Toward the end of the 19th century, Northwest Coast artists began producing work for commercial sales, such as small argillite carvings produced by the Haida. The end of the 19th century also saw large-scale export of totem poles, masks and other traditional art objects from the region to museums and private collectors globally. Some of this export was accompanied by financial compensation to people who had a right to sell the art, and some was not.

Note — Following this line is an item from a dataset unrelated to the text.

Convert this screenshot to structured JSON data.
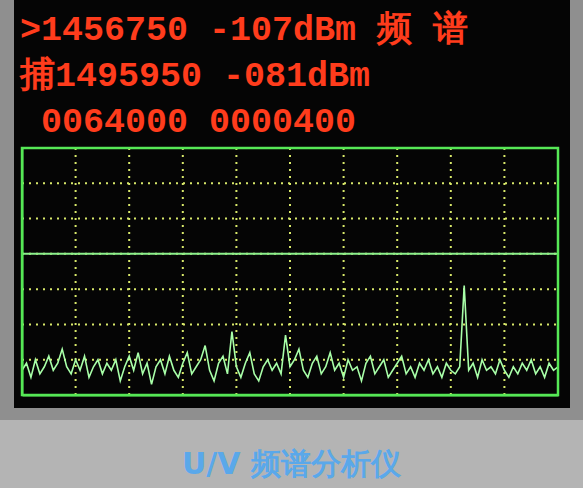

In the early 20th century few First Nations artists in the Northwest Coast region produced art. A tenuous link to older traditions remained in artists such as Charles Gladstone (Haida), Stanley George (Heiltsuk) and Mungo Martin (Kwakwaka'wakw). The mid-20th century saw a revival of interest and production of Northwest Coast art, due to the influence of artists and critics such as Bill Reid, a grandson of Charles Gladstone, and others. Reid developed his understanding of Haida formline by studying ethnographic museum collections, and by making sculptures and serigraphs. In 1975, American anthropologist Edmund “Ted” Carpenter invited Reid and Holm to co-author Form and Freedom: A Dialogue on Northwest Coast Indian Art, a book documenting the pair's discussions about more than one hundred Northwest Coast art objects. The renewal of Haida art is part of a wider cultural and political awakening among First Nations. It also saw an increasing demand for the return of art objects (known as Repatriation) that were illegally or immorally taken from First Nations communities. This demand continues to the present day. Today, numerous art schools teach formal Northwest Coast art of various styles, and there is a growing market for new art in this style.